Faire ensemble mais aussi « faire avec », tel est le postulat déclaré par l’intitulé de l’étude de Max Roy, « Du titre et de ses effets de lecture », dont le tout premier mot, lui-même contraction annonciatrice du point de départ (il s’agit du…), combiné à la promesse avouée de réfléchir sur les effets de lecture, acquiert une telle portée conative qu’il équivaut en quelque sorte à un « tu ». L’auteur insiste lui-même : « le titre commande une inférence interprétative qui doit être révisée àl’usage du texte ». La lecture de cet essai éclaire en effet les implications annoncées en en-tête quant à la manière dont le péritexte « dispose le lecteur », agit sur son imaginaire, fait appel à un savoir partagé et établit un climat de connivence – ce travail d’inférence ne pouvant cependant être vérifié qu’à l’aveu du lecteur. En ce sens, conclut Roy, tout titre « est générateur de significations »; il est un « déclencheur du processus sémiotique ».

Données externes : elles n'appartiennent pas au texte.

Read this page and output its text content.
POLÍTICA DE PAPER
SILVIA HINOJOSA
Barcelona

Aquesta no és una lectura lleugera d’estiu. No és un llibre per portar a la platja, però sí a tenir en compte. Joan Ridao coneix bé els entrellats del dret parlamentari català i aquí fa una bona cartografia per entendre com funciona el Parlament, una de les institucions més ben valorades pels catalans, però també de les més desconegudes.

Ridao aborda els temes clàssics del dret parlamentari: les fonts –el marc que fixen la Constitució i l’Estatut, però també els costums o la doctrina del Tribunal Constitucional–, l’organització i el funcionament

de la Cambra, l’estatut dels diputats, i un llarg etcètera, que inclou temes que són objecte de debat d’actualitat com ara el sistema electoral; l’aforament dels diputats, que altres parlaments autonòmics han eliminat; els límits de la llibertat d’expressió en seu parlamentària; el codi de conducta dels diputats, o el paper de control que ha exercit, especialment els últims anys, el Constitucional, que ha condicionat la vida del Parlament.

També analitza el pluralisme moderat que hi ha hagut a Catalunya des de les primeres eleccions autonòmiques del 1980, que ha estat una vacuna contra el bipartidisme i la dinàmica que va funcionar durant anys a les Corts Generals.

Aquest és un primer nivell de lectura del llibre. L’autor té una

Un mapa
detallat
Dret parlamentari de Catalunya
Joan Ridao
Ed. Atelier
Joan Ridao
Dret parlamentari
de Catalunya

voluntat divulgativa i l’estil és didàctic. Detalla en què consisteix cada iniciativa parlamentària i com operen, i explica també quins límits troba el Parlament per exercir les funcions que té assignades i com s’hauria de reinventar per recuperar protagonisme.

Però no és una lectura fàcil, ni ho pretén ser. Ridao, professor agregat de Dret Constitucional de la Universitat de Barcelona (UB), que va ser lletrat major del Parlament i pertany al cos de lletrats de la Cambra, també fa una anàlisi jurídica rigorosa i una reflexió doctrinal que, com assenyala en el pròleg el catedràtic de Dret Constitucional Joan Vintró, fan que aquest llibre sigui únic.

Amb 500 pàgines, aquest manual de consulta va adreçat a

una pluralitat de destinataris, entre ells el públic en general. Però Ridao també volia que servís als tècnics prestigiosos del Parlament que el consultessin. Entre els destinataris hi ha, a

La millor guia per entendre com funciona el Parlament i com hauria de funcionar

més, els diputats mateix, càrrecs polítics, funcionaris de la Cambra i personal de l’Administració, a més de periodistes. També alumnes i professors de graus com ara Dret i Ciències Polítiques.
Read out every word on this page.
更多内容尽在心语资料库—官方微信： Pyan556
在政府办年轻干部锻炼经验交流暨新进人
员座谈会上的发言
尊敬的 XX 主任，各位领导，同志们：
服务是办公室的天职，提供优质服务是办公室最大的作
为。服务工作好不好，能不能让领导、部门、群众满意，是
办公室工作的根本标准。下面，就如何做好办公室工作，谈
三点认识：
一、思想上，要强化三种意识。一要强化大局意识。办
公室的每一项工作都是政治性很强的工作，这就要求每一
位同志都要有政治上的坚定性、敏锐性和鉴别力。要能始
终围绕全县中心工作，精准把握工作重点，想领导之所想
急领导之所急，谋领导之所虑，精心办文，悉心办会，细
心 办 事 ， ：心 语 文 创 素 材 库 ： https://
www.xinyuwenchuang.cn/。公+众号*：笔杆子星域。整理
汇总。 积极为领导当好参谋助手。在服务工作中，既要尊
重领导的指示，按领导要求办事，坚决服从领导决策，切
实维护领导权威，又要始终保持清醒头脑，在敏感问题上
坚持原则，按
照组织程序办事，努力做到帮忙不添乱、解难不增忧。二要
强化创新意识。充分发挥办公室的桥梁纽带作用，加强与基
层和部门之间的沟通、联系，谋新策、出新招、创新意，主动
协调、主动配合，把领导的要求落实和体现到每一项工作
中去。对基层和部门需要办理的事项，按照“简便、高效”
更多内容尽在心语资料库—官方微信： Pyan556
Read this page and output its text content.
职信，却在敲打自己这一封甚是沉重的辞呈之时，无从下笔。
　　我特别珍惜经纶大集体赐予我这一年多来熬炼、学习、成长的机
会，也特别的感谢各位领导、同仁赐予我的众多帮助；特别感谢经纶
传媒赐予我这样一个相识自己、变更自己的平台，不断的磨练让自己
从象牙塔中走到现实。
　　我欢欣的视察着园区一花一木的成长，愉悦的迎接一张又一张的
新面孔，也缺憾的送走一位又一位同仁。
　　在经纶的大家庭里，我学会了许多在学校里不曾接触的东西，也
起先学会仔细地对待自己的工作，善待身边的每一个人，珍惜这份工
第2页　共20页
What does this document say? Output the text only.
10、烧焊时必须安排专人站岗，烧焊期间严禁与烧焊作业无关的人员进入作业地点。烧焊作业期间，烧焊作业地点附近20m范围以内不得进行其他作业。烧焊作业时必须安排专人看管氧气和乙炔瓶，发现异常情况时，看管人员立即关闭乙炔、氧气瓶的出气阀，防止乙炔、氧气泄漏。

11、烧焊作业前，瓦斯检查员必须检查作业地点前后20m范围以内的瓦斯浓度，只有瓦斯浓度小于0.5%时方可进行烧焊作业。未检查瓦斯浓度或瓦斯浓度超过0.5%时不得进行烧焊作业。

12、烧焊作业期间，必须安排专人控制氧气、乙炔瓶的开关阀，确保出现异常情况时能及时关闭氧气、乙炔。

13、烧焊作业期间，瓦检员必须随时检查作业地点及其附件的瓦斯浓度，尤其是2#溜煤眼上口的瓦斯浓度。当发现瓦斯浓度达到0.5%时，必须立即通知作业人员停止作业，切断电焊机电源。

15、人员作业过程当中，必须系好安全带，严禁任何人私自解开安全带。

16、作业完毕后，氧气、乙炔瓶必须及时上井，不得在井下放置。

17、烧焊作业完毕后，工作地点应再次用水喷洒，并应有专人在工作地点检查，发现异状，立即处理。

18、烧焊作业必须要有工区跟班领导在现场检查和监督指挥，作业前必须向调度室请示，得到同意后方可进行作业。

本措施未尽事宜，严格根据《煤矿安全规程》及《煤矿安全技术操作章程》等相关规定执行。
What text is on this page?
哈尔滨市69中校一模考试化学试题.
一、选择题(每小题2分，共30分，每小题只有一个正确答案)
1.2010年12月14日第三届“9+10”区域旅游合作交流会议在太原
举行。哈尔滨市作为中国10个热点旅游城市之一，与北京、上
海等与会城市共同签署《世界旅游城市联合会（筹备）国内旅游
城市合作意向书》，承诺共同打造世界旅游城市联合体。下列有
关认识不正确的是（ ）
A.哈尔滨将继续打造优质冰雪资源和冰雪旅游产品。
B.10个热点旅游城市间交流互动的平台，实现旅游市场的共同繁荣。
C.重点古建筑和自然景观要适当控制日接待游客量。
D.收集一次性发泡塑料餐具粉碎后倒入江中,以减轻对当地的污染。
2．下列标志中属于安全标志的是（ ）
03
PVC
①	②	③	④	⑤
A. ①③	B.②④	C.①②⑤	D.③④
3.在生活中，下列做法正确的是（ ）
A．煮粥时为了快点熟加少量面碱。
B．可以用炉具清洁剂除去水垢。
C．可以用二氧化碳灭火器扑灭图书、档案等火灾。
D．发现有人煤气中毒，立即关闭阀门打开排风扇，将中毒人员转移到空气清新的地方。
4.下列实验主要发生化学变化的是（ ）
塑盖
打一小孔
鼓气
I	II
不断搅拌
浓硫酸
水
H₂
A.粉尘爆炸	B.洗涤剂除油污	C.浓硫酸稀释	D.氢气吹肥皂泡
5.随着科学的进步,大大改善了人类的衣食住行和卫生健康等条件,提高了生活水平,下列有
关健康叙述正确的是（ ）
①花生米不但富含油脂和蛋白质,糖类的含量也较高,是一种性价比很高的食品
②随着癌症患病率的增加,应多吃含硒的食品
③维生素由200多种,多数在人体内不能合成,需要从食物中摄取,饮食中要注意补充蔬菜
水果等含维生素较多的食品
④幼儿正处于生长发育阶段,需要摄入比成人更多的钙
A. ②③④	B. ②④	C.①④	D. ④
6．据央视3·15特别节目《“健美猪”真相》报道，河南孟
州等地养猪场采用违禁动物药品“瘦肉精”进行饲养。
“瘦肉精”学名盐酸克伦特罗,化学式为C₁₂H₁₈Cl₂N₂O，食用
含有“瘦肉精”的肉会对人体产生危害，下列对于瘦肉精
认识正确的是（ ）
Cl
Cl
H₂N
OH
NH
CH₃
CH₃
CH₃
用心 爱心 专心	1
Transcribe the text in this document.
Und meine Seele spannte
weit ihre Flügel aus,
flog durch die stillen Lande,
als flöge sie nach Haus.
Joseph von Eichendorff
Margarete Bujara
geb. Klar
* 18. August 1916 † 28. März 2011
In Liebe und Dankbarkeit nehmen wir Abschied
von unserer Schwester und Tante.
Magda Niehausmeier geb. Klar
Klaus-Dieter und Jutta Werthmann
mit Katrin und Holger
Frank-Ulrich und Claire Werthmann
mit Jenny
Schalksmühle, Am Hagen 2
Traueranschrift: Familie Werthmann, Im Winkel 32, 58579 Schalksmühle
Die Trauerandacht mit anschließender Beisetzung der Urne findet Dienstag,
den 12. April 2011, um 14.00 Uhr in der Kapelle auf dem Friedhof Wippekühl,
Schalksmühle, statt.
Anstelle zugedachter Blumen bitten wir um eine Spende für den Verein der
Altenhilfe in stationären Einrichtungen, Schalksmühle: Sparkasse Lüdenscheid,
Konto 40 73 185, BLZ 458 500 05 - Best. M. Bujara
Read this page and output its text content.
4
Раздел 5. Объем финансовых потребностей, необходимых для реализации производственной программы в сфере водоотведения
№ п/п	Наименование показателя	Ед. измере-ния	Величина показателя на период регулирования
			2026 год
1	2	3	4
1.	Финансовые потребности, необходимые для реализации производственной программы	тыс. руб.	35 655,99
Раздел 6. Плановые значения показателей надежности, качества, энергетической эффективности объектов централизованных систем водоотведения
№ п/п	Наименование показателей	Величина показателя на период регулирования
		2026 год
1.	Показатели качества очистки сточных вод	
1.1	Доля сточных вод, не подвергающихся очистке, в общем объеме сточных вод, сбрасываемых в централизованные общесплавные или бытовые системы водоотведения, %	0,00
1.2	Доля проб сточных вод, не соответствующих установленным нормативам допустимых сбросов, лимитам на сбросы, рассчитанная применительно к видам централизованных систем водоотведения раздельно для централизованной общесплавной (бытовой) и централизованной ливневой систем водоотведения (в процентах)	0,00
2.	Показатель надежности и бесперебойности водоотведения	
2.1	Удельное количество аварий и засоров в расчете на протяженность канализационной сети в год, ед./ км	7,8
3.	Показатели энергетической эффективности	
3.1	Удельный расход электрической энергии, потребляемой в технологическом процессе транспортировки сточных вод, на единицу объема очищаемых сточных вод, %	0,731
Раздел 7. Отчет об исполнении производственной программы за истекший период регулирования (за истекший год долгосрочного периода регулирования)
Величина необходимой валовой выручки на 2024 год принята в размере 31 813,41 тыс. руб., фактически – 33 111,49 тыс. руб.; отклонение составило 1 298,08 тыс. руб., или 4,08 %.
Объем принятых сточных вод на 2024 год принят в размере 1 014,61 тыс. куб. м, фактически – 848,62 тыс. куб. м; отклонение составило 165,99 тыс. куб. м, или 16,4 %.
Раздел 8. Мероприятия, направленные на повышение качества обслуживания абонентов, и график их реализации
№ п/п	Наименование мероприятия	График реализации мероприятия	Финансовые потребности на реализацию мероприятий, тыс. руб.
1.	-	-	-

Nicolas Couégnas a formulé un titre beaucoup plus détaillé qui fonctionne déjà comme un «petit traité », en ce qu’il renseigne sur un ensemble considérable de concepts juxtaposés et établit une rythmique dont la valeur déclarative n’apparaît cependant qu’à la lecture du co-texte. S’il ancre a priori l’analyse du corpus dans un paradigme théorique majeur, le titre « La trilogie nordique de Mohammed Dib : de l’oeuvre aux titres, un parfum sémantique et tensif » laisse déjà planer l’idée d’une certaine fugacité, d’un « parfum » sémantique qui se dégage(ra) du corpus grâce à la mise en opération d’un modèle analytique spécifiquement axé sur les relations tensives. Couégnas écrit en introduction : « l’oeuvre colore l’interprétation des titres », et c’est ce qu’il fait valoir en faisant ressortir les contingences d’intertextualité et d’interculturalité de la trilogie dibienne et en les rabattant sur le titre des romans. Dans la mesure où Couégnas reprend systématiquement l’ordre des termes de sa propre ouverture titulaire, celle-ci fait après coup figure de « table des matières » qui se déploie sur la chaîne des sous-titres, chacun agissant comme stabilisateur des concepts annoncés.

Intertextualité et plus précisément mouvance endogène et convection sont les principaux concepts qui se dégagent du titre de l’étude de Nycole Paquin, « Les titres-les sculptures-les lieux : une relation d’inter-différance », où la juxtaposition non hiérarchisée des trois premiers termes à la fois séparés et reliés par les traits d’union atteste par avance qu’ils participent d’un système ininterrompu de renvois : en différance, le mot même avertissant d’une pratique analytique derridienne. L’auteure se penche sur un corpus récent d’oeuvres sculpturales et installatives, dont la caractéristique majeure est le mélange incongru des mots, des formes et des sites et en dégage des catégories d’appariement qui s’avèrent être d’une telle exaltation qu’il en revient au spectateur de « titrer » le non-dit et le non-imagé, se différant « ailleurs » en discontinuité des substrats.

Mais laissons Antoine Compagnon conclure en notre nom cette mise en contexte du dossier: « rêver d’écrire des livres (ou de livres à écrire), c’est d’abord rêver des titres » (1979 : 332).